In an unusual move, President Park Geun-hye instructed her foreign and defense policy aides to maintain an airtight security posture during her visit to India on Saturday.
“Please make the best efforts to ensure a thorough, tight security posture against any North Korean provocations especially when North Korea is engaged in such a propaganda barrage,” a Cheong Wa Dae official quoted her as saying.
“Our historical experiences tell us about a pattern of North Korea committing military provocations against the South after waging this kind of deceptive peace offensive,” the official told reporters on condition of anonymity due to the sensitivity of the matter.
The toughened stance apparently reflects Park’s displeasure with Pyongyang’s rejection of her offer of talks early this month to arrange reunions of separated families for the upcoming Lunar New Year holidays, made in her own New Year speech.
The North’s last-minute cancellation last September of what would have been the first family reunion in more than three years enraged the Blue House, which responded with notably stringent criticism, calling the decision “inhumane.”
The mood has been frosty since the Dec. 12 execution of Jang Song-thaek, Kim’s powerful uncle who was deemed relatively more reform-minded and closer aligned to China, which has spoken against the North’s nuclear armament. Outside the reclusive country, his shocking downfall rekindled concerns over instability within the fledgling regime.
Then unification suddenly emerged as the centerpiece of Park’s second-year presidency, with strong backing from major conservative newspapers. In her New Year address, the leader said unification would provide a “windfall” for all Koreans and an opportunity for the nation to take a great leap forward.
National Intelligence Service director Nam Jae-joon reportedly told his staff that by 2015, the peninsula will have been integrated under the “free system of the Republic of Korea.” During his trip to Washington early this month, Foreign Minister Yun Byung-se agreed with U.S. Secretary of State John Kerry to intensify policy coordination on the growing uncertainty of North Korea, possibly later involving China and other members of the six-nation denuclearization talks.
The government-wide drive seems to be shaping into a fresh ruling ideology, a drastic shift from Park’s “trust-building process” policy. The much-trumpeted initiative was designed to reengage Pyongyang while deterring its saber rattling by gradually forging trust through small projects, which would then lead to greater collaboration.
The six-party talks, meanwhile, lost vigor once again after gathering momentum for the first meeting in about five years up until early December.
“The unification campaign may help raise public awareness at home but could give a wrong signal to the North that we’re seeking unification by absorption,” a Seoul official said on condition of anonymity.
“And the bigger problem is that no one, including the president herself, says how to go about it.
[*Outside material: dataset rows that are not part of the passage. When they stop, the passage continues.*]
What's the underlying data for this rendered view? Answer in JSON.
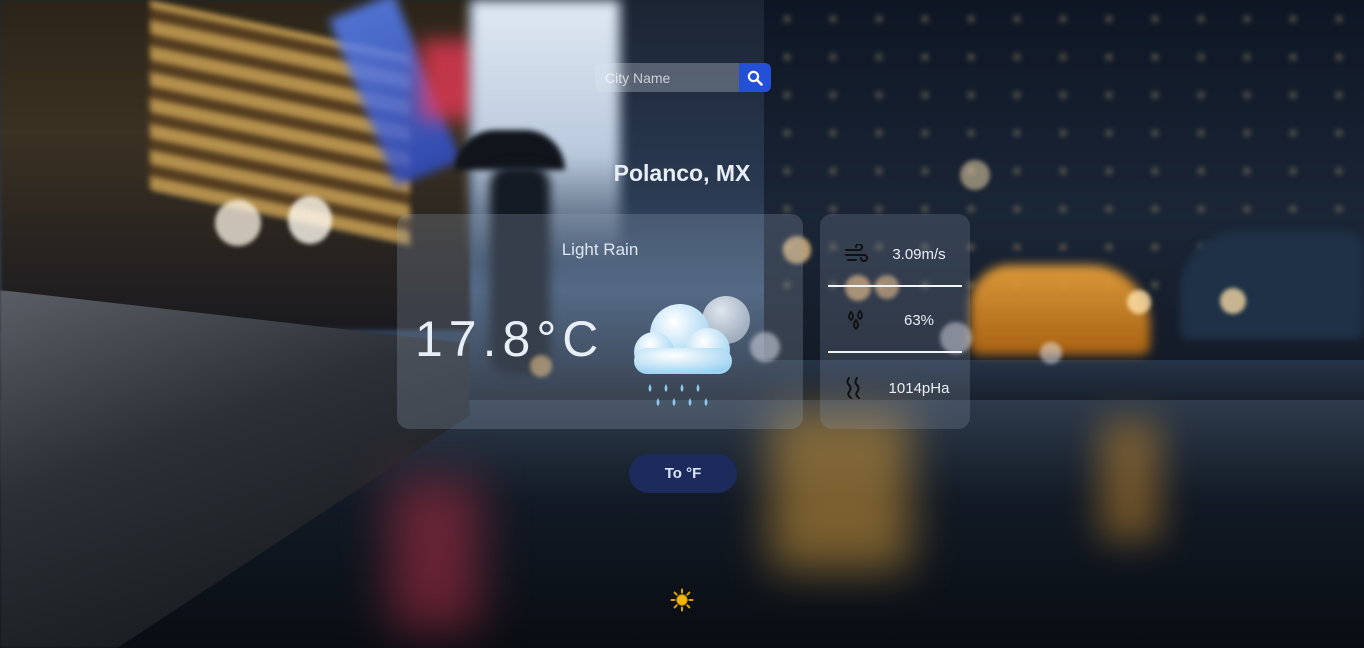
{
  "search": {
    "placeholder": "City Name",
    "value": ""
  },
  "location": {
    "city": "Polanco, MX"
  },
  "weather": {
    "description": "Light Rain",
    "temperature": "17.8°C",
    "icon": "rain-cloud-icon"
  },
  "stats": {
    "wind": {
      "icon": "wind-icon",
      "value": "3.09m/s"
    },
    "humidity": {
      "icon": "humidity-icon",
      "value": "63%"
    },
    "pressure": {
      "icon": "pressure-icon",
      "value": "1014pHa"
    }
  },
  "controls": {
    "unit_toggle_label": "To °F",
    "theme_icon": "sun-icon"
  },
  "colors": {
    "search_button": "#2450d8",
    "toggle_button": "#1c2a5c",
    "sun": "#f2b705"
  }
}
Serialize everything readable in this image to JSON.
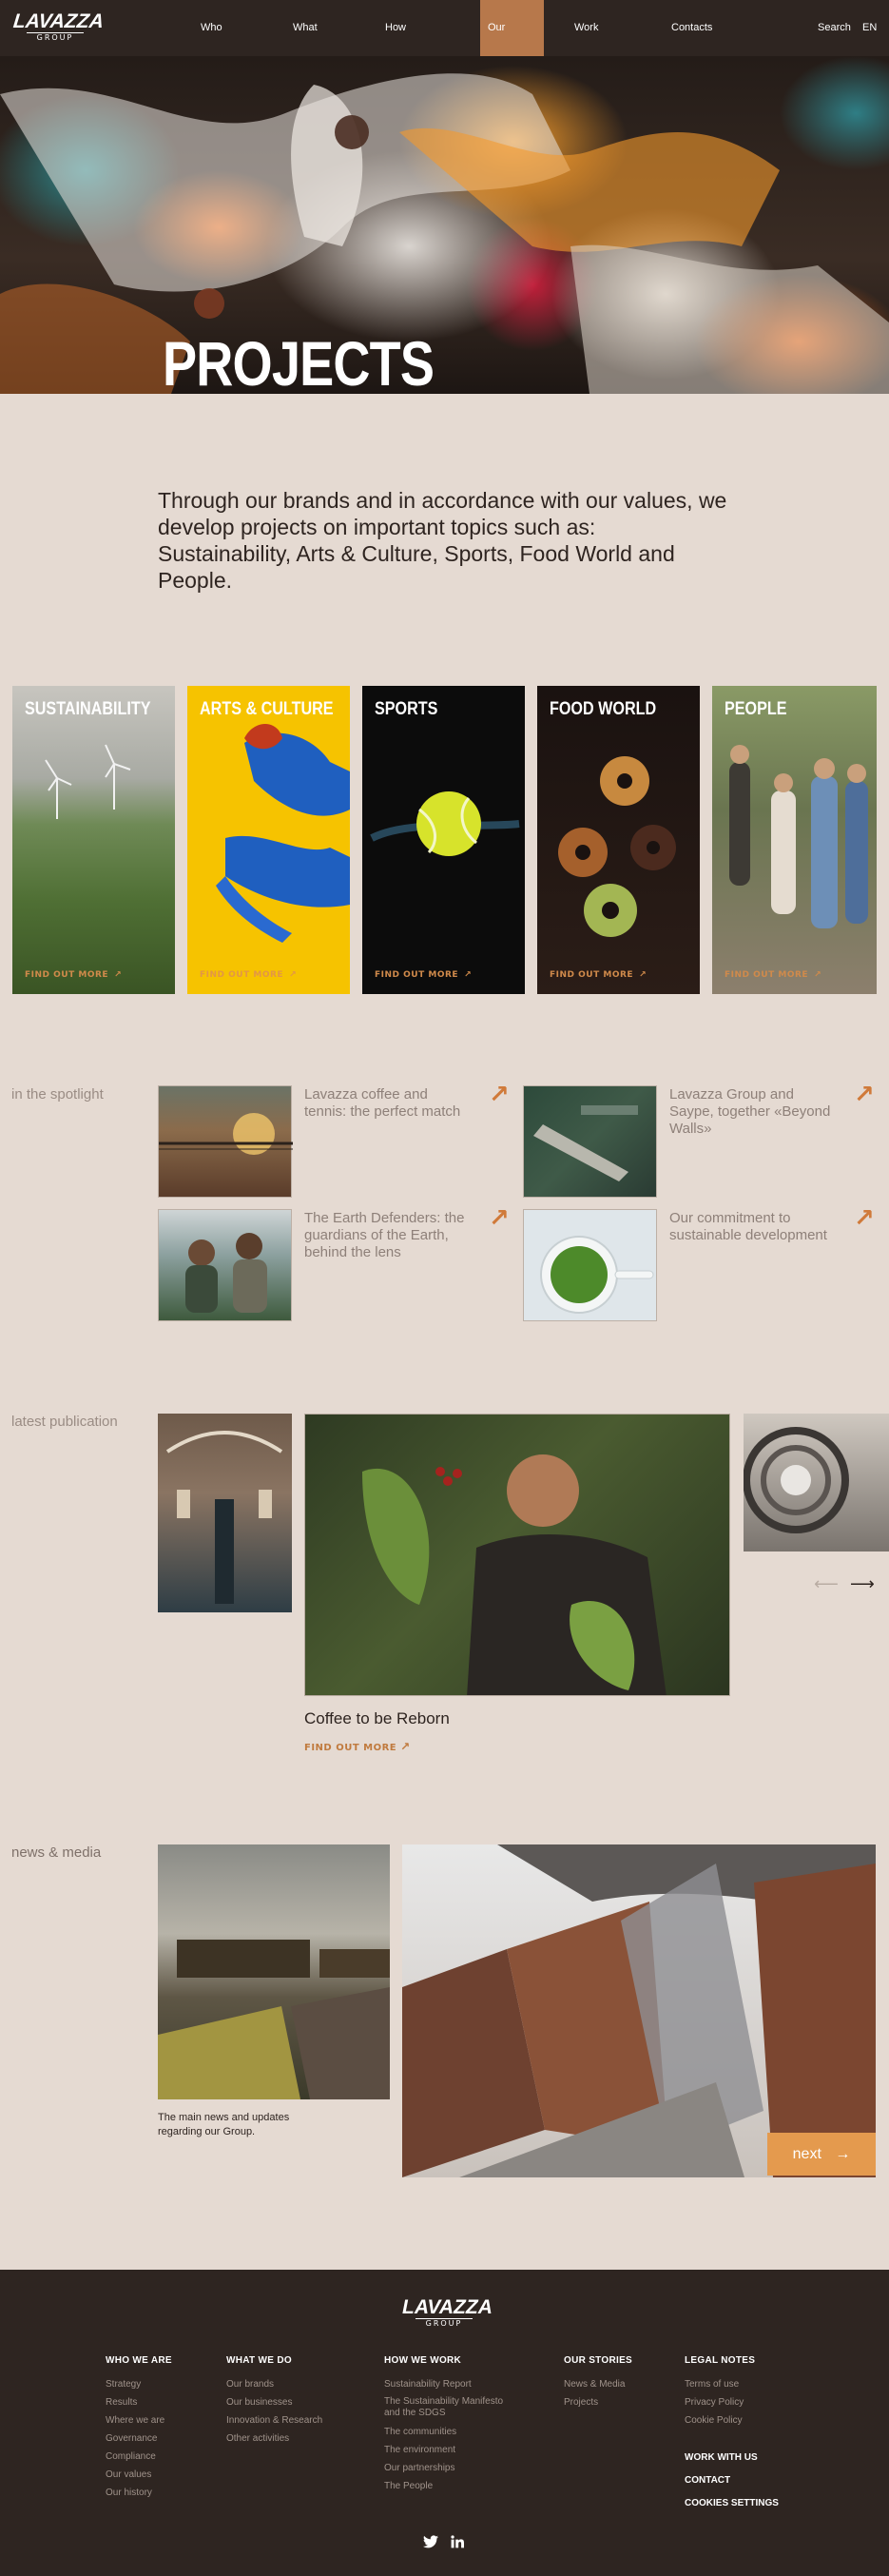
{
  "header": {
    "logo_word": "LAVAZZA",
    "logo_sub": "GROUP",
    "nav": [
      "Who we are",
      "What we do",
      "How we work",
      "Our stories",
      "Work with us",
      "Contacts"
    ],
    "active_nav": "Our stories",
    "search": "Search",
    "lang": "EN",
    "accent": "#b7784b"
  },
  "hero": {
    "title": "PROJECTS"
  },
  "intro": "Through our brands and in accordance with our values, we develop projects on important topics such as: Sustainability, Arts & Culture, Sports, Food World and People.",
  "categories": [
    {
      "title": "SUSTAINABILITY",
      "link": "FIND OUT MORE"
    },
    {
      "title": "ARTS & CULTURE",
      "link": "FIND OUT MORE"
    },
    {
      "title": "SPORTS",
      "link": "FIND OUT MORE"
    },
    {
      "title": "FOOD WORLD",
      "link": "FIND OUT MORE"
    },
    {
      "title": "PEOPLE",
      "link": "FIND OUT MORE"
    }
  ],
  "spotlight": {
    "label": "in the spotlight",
    "items": [
      {
        "text": "Lavazza coffee and tennis: the perfect match"
      },
      {
        "text": "Lavazza Group and Saype, together «Beyond Walls»"
      },
      {
        "text": "The Earth Defenders: the guardians of the Earth, behind the lens"
      },
      {
        "text": "Our commitment to sustainable development"
      }
    ]
  },
  "publication": {
    "label": "latest publication",
    "title": "Coffee to be Reborn",
    "link": "FIND OUT MORE"
  },
  "news": {
    "label": "news & media",
    "caption": "The main news and updates regarding our Group.",
    "next": "next"
  },
  "footer": {
    "logo_word": "LAVAZZA",
    "logo_sub": "GROUP",
    "columns": [
      {
        "heading": "WHO WE ARE",
        "links": [
          "Strategy",
          "Results",
          "Where we are",
          "Governance",
          "Compliance",
          "Our values",
          "Our history"
        ]
      },
      {
        "heading": "WHAT WE DO",
        "links": [
          "Our brands",
          "Our businesses",
          "Innovation & Research",
          "Other activities"
        ]
      },
      {
        "heading": "HOW WE WORK",
        "links": [
          "Sustainability Report",
          "The Sustainability Manifesto and the SDGS",
          "The communities",
          "The environment",
          "Our partnerships",
          "The People"
        ]
      },
      {
        "heading": "OUR STORIES",
        "links": [
          "News & Media",
          "Projects"
        ]
      },
      {
        "heading": "LEGAL NOTES",
        "links": [
          "Terms of use",
          "Privacy Policy",
          "Cookie Policy"
        ]
      }
    ],
    "extra": [
      "WORK WITH US",
      "CONTACT",
      "COOKIES SETTINGS"
    ],
    "social": [
      "twitter-icon",
      "linkedin-icon"
    ]
  }
}
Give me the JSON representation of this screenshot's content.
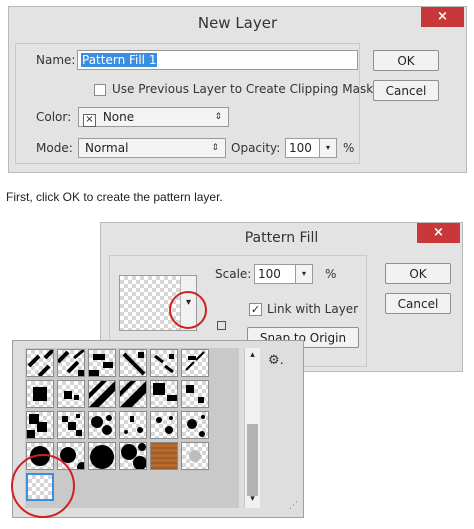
{
  "new_layer": {
    "title": "New Layer",
    "close_glyph": "×",
    "name_label": "Name:",
    "name_value": "Pattern Fill 1",
    "clipping_label": "Use Previous Layer to Create Clipping Mask",
    "color_label": "Color:",
    "color_x": "×",
    "color_value": "None",
    "mode_label": "Mode:",
    "mode_value": "Normal",
    "opacity_label": "Opacity:",
    "opacity_value": "100",
    "opacity_unit": "%",
    "ok_label": "OK",
    "cancel_label": "Cancel",
    "select_arrows": "⇕",
    "spin_arrow": "▾"
  },
  "caption": "First, click OK to create the pattern layer.",
  "pattern_fill": {
    "title": "Pattern Fill",
    "close_glyph": "×",
    "scale_label": "Scale:",
    "scale_value": "100",
    "scale_unit": "%",
    "link_label": "Link with Layer",
    "link_checked": true,
    "snap_label": "Snap to Origin",
    "ok_label": "OK",
    "cancel_label": "Cancel",
    "check_glyph": "✓",
    "spin_arrow": "▾",
    "dropdown_arrow": "▾"
  },
  "picker": {
    "gear_glyph": "⚙.",
    "scroll_up": "▴",
    "scroll_down": "▾",
    "resize_glyph": "⋰",
    "patterns": [
      "diagonal-dashes",
      "diagonal-dashes-dense",
      "diagonal-dashes-bold",
      "diagonal-dashes-right",
      "diagonal-dashes-small",
      "diagonal-dashes-light",
      "big-squares",
      "small-squares",
      "diagonal-stripes-left",
      "diagonal-stripes-right",
      "checker-quarter",
      "sparse-squares",
      "staircase-large",
      "staircase-small",
      "blob-dots",
      "confetti",
      "scattered-dots",
      "large-dots",
      "big-circles",
      "offset-circles",
      "huge-circles",
      "packed-circles",
      "wood-grain",
      "soft-dot",
      "transparent"
    ],
    "selected_index": 24
  },
  "colors": {
    "close_red": "#c8383a",
    "highlight_blue": "#3b8de0",
    "callout_red": "#d22020",
    "wood": "#b86a2c"
  }
}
It will most likely be confined to another political slogan.”
A North Korea expert also expressed concerns about the Park administration’s rigidity and lack of a consistent, long-term strategy.
“If it took the overture as a mask to develop logic for an attack, it should have crushed that logic and steered North Koreans toward the path to dialogue, not pushed them to the edge of a provocation by completely killing the offer,” the expert said, requesting anonymity.
“It would have been a far wiser approach to make counterproposals, such as asking (them) to send a delegation to observe the South Korea-U.S. military drills or hold working- or high-level talks between military officials to defuse tension in the West Sea.”